Есть, правда, отдельные случаи, когда и хочется убрать какое-нибудь уж больно «по-москальски». звучащее слово, но и соответствующее польское не подходит. Вот два характерных примера. Для замены дерусификаторами «неправильного» слова «аэропорт» польское слово явно не подходит, так как звучит точно так же: aeroport. Пришлось выдумывать совершенно новое, небывалое слово «лэто'выще». Или вот для украинской эстрады ранее общепринятое обозначение вокально-инструментального ансамбля словом «группа» (по-украински «група») для дерусификаторов показалось неприемлемым. Но и польское аналогичное слово звучит слишком уж по-москальски – grupa. И вновь пришлось обходиться собственными ресурсами: применить скотоводческий термин «гурт» (стадо). Пусть, мол, новый термин и ассоциируется со стадом баранов, лишь бы он не был похож на русский! Кроме того, иначе чем безумным окарикатуриванием украинского языка трудно назвать навязываемую ныне новую транскрипцию многих собственных названий и имен: пустыня Сагара, пирамида Геопса, Шерлок Голмс, миссис Гадсон и т. п.
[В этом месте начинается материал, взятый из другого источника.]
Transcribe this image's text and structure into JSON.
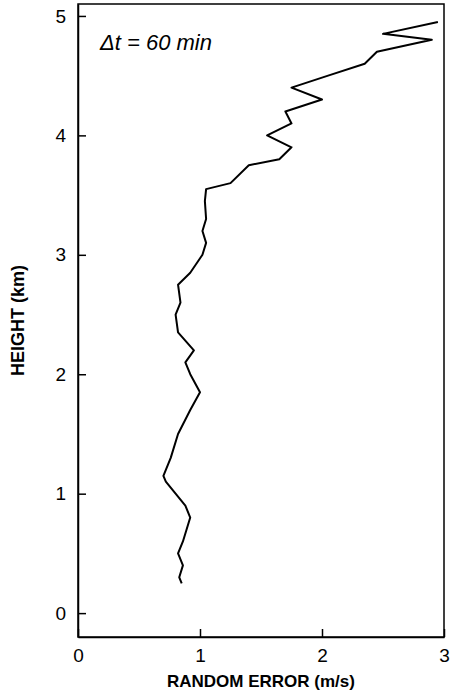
{
  "chart_data": {
    "type": "line",
    "annotation": "Δt = 60 min",
    "x_label": "RANDOM ERROR (m/s)",
    "y_label": "HEIGHT (km)",
    "color": "#000000",
    "x": [
      0.85,
      0.83,
      0.86,
      0.82,
      0.86,
      0.92,
      0.88,
      0.8,
      0.72,
      0.7,
      0.76,
      0.82,
      0.92,
      1.0,
      0.92,
      0.88,
      0.95,
      0.82,
      0.8,
      0.84,
      0.82,
      0.92,
      1.02,
      1.05,
      1.02,
      1.05,
      1.04,
      1.05,
      1.25,
      1.4,
      1.65,
      1.75,
      1.55,
      1.75,
      1.7,
      2.0,
      1.75,
      2.05,
      2.35,
      2.45,
      2.9,
      2.5,
      2.95
    ],
    "values": [
      0.25,
      0.3,
      0.4,
      0.5,
      0.6,
      0.8,
      0.9,
      1.0,
      1.1,
      1.15,
      1.3,
      1.5,
      1.7,
      1.85,
      2.0,
      2.1,
      2.2,
      2.35,
      2.5,
      2.6,
      2.75,
      2.85,
      3.0,
      3.1,
      3.2,
      3.3,
      3.45,
      3.55,
      3.6,
      3.75,
      3.8,
      3.9,
      4.0,
      4.1,
      4.2,
      4.3,
      4.4,
      4.5,
      4.6,
      4.7,
      4.8,
      4.85,
      4.95
    ],
    "xlim": [
      0,
      3
    ],
    "xticks": [
      0,
      1,
      2,
      3
    ],
    "ylim": [
      -0.2,
      5.1
    ],
    "yticks": [
      0,
      1,
      2,
      3,
      4,
      5
    ],
    "grid": false
  }
}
Горькие плоды «дерусификации»!». [221]
Зато язык, на котором в XIX – начале XX века говорили селяне Киевской губернии (горожане-то говорили по-русски), с пренебрежением именуется «суржиком». Почему? Нетрудно догадаться. Суржик – это смесь русских и украинских слов. Суржик прекрасно понимают и русские, и украинцы. А это бесит самостийников. На суржике запрещают говорить в школах и в госучреждениях. В СМИ регулярно публикуются призывы бойкотировать артистов, которые употребляют на сцене суржик.
1 июня 2004 г. на Украине состоялся грандиозный общественный суд над суржиком. Акция приурочена к Международному дню защиты детей и прошла в Киевском академическом молодом театре. Организатором выступила Ассоциация защиты украинской культуры «Украiнський свiтанок».
До этого очередной всплеск украинской языковой войны состоялся в мае 2000 г. во Львове. Поводом стала пьяная драка в ночь на 9 мая у кафе «Цисарська кава». Пьяный композитор Игорь Билозир со своей компанией стал приставать к группе людей, сидевших за другим столиком и певших песни Розенбаума и Высоцкого. Билозир пытался заглушить их песнями на «мове». В кафе возникла потасовка, которую прервал прибывший наряд милиции.
Через некоторое время Билозир с компанией покинули кафе, но на улице возникла новая потасовка, в ходе которой Билозир при падении на асфальт получил тяжелую черепно-мозговую травму и через 20 дней умер во львовской больнице.
Такого рода эпизоды тысячами случаются и во Львове, и в Москве, и в Жмеринке и обычно не попадают даже в хронику городских происшествий. Как композитор Билозир явно не был звездой первой величины. О том, что он давно спился, открыто писали украинские газеты. Я же поискал информацию о Билозире в Интернете и нашел сотни статей, но во всех них говорилось только о смерти композитора. Я не нашел ни одного документа, где бы говорилось о его творчестве до 9 мая 2000 г.
Фашистские элементы во Львове используют пьяную драку как повод для антирусского шабаша. Билозира-де убили москали за его вклад в украинскую культуру. Увы, предполагаемыми участниками драки оказались старший лейтенант Воронин, служивший в военной контрразведке при штабе Западного оперативного командования, и местный бизнесмен Калинин. К тому же Воронин был сыном начальника львовской полиции. Как видим, на роль «агентов Москвы» оба явно не тянули. Но куда там…
221
Железный А.И. Указ. соч. С. 107, 119–120.